Even though designers don’t have traditional degrees like journalism or business it is still important for us to be able to spot grammatical and commonsense mistakes. It is truly up to us to be 110% positive that we deliver flawless final projects to our clients. I’ll be the first to admit that I’m not always the best speller and I don’t always use proper punctuation, and that’s why I am spell checks #1 fan.
I’ve compiled a list of 5 quick tips to makes sure you tie up all your lose ends before finishing your design projects up when working in InDesign.
Extra spaces can cost you
Find/Change is truly one of the simplest InDesign features. There are ways to utitlize Find/ Change so that it benefits you every time you are finishing up a design project. It is very easy to accidentally add extra and unwanted spaces to your document. So, what I like to do is open Find/ Change and tap the spacebar twice into the find field and type one space into the replace field. InDesign will automatically pick up any double spaces that you’ve mistakenly keyed into your document and replace it with a single space.
It can get a little distracting working with your hidden characters turned on but it is good to give your document a couple of final proof reads with them turned on. Hidden characters will help you locate and unwanted paragraph breaks, spaces, tabs, etc.
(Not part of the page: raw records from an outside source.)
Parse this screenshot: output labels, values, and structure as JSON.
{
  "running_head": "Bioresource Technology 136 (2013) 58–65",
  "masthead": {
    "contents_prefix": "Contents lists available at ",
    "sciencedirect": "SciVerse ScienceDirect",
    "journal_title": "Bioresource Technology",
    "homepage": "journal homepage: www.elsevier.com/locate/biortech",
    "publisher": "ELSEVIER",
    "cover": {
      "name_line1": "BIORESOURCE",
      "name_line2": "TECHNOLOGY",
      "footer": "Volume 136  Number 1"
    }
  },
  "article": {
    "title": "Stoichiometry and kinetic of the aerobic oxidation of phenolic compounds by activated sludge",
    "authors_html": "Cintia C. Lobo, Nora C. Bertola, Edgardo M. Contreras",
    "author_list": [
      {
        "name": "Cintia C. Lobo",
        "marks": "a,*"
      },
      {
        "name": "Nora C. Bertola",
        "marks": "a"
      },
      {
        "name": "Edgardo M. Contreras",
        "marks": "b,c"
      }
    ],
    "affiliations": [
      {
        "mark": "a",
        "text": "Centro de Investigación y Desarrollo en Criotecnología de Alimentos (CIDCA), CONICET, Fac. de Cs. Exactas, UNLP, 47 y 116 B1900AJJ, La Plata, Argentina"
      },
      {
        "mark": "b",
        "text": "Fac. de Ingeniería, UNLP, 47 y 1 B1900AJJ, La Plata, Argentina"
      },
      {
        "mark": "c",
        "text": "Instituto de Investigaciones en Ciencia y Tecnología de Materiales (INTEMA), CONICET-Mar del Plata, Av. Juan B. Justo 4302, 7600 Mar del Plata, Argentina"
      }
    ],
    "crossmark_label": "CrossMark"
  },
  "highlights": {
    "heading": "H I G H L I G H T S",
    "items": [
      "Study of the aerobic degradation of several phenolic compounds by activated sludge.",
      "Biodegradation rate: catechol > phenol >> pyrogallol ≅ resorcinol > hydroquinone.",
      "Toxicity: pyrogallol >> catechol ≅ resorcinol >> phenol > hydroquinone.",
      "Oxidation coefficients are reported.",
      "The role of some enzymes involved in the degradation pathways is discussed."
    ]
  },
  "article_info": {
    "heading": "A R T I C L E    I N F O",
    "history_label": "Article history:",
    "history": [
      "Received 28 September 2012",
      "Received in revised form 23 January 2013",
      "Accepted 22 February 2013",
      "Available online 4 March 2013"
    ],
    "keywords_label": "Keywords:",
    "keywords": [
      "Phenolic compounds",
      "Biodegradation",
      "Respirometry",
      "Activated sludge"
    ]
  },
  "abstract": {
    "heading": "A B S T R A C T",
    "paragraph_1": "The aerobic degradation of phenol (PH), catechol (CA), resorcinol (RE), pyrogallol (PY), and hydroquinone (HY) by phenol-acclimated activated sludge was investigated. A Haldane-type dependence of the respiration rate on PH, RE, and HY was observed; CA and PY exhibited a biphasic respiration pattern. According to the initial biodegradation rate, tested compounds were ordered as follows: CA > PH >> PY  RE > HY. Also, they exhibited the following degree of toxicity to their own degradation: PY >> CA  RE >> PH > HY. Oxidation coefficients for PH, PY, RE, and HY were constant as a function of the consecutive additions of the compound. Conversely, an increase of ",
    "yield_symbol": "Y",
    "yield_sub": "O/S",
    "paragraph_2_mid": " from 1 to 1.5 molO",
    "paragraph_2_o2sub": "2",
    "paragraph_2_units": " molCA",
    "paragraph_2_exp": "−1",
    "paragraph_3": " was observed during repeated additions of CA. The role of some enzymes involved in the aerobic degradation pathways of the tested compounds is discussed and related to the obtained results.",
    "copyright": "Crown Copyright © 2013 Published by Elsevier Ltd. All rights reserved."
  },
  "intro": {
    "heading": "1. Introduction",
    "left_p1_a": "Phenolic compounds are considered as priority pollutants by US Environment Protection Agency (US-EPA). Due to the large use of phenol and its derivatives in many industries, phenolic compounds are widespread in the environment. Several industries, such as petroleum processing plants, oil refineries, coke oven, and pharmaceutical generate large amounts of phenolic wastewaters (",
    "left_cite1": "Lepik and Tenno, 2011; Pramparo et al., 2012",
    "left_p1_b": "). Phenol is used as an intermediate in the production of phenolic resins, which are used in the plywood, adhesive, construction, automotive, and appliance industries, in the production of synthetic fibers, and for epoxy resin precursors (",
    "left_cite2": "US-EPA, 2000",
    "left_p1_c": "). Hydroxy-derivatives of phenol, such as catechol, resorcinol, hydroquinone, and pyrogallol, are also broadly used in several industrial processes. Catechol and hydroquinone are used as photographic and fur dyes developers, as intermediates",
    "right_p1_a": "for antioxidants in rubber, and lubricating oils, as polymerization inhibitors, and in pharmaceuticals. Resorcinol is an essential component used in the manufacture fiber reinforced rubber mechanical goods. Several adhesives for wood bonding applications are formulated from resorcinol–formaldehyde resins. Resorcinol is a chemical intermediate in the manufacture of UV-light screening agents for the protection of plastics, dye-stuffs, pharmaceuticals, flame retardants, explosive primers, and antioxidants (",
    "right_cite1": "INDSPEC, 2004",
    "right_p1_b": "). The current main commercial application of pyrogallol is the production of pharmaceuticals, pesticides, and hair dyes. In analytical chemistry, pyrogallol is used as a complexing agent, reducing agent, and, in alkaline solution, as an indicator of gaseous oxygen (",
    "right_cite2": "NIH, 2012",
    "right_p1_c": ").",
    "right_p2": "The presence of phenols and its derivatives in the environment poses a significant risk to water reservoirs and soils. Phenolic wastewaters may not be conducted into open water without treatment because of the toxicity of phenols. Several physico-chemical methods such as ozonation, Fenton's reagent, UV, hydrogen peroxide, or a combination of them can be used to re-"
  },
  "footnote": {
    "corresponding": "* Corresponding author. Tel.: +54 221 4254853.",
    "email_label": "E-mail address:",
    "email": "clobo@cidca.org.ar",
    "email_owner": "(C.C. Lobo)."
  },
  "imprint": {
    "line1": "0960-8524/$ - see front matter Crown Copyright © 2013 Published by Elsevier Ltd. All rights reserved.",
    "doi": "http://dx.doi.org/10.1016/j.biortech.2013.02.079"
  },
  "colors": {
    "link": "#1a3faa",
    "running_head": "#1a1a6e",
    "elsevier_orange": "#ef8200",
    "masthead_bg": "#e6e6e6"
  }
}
Before I even think of starting my design project I take the liberty of deleting all of the default color swatches from my library. By doing this I don’t allow myself to mistakenly use any colors besides the ones I manual create. A big no no is sampling colors from other images or elements using the eyedropper tool. When you sample color in InDesign and then use that sampled color it usually samples in RGB and is never an exact match of a chosen color swatch.
Image PPI and color space
Another handy little feature InDesign offers is Preflight. By going to File > Preflight you are presented with a column of preferences to click through. You can check your fonts, links, colors, and a few other elements that are present in your document. By clicking on Links and Images you will be able to scroll through all of the links and images in your document and view what type of element they are, what their effective ppi is (effective ppi is what’s important here not actual ppi) and what color space they are using. This is a fast way to make sure all of your elements are the proper size, type, and using the right color space. (Usually if you’re working in InDesign you want all of your images to be in CMYK given that you are using InDesign for its print purpose.)
Last, but not least, Spell Check
Spell check is very important. Of course spell check doesn’t always offer the right word to change a misspelled word to (if it is even misspelled) nor does it always offer you the correct grammatical suggestions and that is why it is important for you to read over your document as well and not to 100% rely on spell check. Spell check will catch all of your misspelled words and perhaps offer proper grammatical suggestions, but it is up to you to make sure that you use your knowledge to catch anything spell check doesn’t.